Di tengah senyapnya pasar seni rupa Indonesia kala itu, perkara tersebut menjelma “permainan mulut” yang berlarat-larat. Ironisnya, “permainan mulut” itu makin menebalkan syak-wasangka di lidah dan hati kubu penuduh dan kubu tertuduh. Perkara itu pun menjelma laksana sengketa tiada putus, sehingga tak sesiapa jua sanggup meradukannya.
Salah satu kelompok penuduh yang paling militan memperkarakan lukisan terduga palsu OHD adalah Perkumpulan Pencinta Senirupa Indonesia (PPSI) yang bermarkas di Jakarta sejak 2012 dengan komendur kolektor besar Budi Setiadharma. Selain gencar melakukan “penyadaran publik” lewat pameran lukisan-lukisan palsu karyatama Indonesia, mereka melancarkan kontranarasi dengan menerbitkan buku Jejak Lukisan Palsu Indonesia.

Buku PPSI
***
Saya pernah mengulas buku terbitan 2014 itu untuk satu-dua media luring dan daring di Jakarta, Yogyakarta, dan Surabaya. Oleh karena itu, izinkan saya mengulangnya barang sedikit di sini. Buku setebal xxvi + 382 halaman itu memuat 11 tulisan cerdik-pandai seni rupa, 4 komentar kolektor seni rupa, 1 investigasi jurnalistik dari Tempo (edisi 25 Juni-1 Juli 2012), dan 42 halaman “Koleksi” berisi reproduksi 46 lukisan 5 pelukis besar Indonesia, yaitu Affandi (7 lukisan), Hendra Gunawan (20 lukisan), Lee Man Fong (1 lukisan), S. Sudjojono (14 lukisan), dan Soedibio (4 lukisan).

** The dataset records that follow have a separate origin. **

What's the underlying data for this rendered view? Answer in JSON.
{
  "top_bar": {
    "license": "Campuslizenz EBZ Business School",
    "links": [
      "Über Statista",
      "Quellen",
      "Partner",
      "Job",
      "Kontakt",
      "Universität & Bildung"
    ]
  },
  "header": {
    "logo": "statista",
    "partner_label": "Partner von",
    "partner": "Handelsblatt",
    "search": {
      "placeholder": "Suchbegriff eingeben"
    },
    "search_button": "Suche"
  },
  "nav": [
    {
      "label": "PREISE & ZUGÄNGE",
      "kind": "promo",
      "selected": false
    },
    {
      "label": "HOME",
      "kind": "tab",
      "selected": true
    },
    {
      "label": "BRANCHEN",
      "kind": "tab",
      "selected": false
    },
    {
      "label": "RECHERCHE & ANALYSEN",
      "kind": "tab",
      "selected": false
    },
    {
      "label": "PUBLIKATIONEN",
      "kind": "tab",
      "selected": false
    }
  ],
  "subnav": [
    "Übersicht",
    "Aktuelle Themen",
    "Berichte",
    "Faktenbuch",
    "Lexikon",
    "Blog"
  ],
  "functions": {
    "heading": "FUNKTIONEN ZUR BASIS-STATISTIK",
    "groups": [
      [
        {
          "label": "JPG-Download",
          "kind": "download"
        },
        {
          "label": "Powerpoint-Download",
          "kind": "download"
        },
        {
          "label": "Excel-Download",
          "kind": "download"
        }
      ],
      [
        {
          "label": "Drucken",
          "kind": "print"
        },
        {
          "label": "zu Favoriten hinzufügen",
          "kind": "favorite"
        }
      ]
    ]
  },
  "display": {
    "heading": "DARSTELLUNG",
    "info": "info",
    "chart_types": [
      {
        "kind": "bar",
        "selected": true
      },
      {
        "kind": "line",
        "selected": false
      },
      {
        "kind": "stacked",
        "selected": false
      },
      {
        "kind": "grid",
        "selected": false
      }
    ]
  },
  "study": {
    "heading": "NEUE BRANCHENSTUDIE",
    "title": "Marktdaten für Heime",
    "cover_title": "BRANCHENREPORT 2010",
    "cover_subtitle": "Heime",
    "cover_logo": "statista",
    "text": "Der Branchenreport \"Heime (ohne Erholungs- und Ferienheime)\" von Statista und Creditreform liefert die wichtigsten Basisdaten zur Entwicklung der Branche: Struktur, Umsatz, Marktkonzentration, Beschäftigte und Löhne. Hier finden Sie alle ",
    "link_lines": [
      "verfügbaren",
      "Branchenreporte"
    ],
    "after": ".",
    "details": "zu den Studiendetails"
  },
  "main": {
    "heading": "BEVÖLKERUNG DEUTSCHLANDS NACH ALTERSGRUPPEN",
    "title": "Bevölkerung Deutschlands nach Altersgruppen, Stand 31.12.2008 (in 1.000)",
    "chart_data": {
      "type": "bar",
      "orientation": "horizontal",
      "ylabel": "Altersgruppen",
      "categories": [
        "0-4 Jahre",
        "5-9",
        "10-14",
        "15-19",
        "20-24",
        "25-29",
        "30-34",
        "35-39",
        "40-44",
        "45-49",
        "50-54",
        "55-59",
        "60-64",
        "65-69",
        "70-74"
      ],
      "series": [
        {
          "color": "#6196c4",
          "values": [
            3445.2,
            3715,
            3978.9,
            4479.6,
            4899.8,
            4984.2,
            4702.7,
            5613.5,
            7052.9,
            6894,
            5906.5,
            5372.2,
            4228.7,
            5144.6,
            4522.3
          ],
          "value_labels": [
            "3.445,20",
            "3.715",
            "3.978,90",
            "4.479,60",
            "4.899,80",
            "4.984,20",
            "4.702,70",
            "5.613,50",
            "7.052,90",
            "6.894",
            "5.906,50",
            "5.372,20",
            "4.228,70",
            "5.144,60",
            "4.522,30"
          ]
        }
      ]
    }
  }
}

Disunting jurnalis-kritikus seni rupa berida Bambang Bujono, Jejak Lukisan Palsu Indonesia menganalisis, kalau bukan membuat penilaian moral, pameran Back to Basic di OHD Museum, 5 April-31 Juli 2012, dan buku dwibahasa Lima Maestro Seni Rupa Modern Indonesia: Affandi, S. Sudjojono, Hendra Gunawan, Widayat, Soedibio, karya OHD setebal 278 halaman yang diterbitkan oleh OHD Museum pada 5 April 2012. Hasilnya adalah dugaan bahwa sejumlah lukisan S. Sudjojono, Hendra Gunawan, dan Soedibio dalam pameran dan buku OHD tersebut palsu.
Tapi, OHD bergeming, bahkan cuek bebek saja, hingga seperti kata pepatah lama: “anjing menggonggong kafilah tetap berlalu”, PPSI menyalak OHD tetap bergerak. Buktinya, pada 14 November 2015, OHD Museum menerbitkan buku setebal 201 halaman karya kurator Jim Supangkat dan sejarawan Iwan Sewandono yang, disengaja atau tak disengaja, mengandung sejumlah ekspresi intelektual yang terkait dengan pemikiran dan penilaian Jejak Lukisan Palsu Indonesia.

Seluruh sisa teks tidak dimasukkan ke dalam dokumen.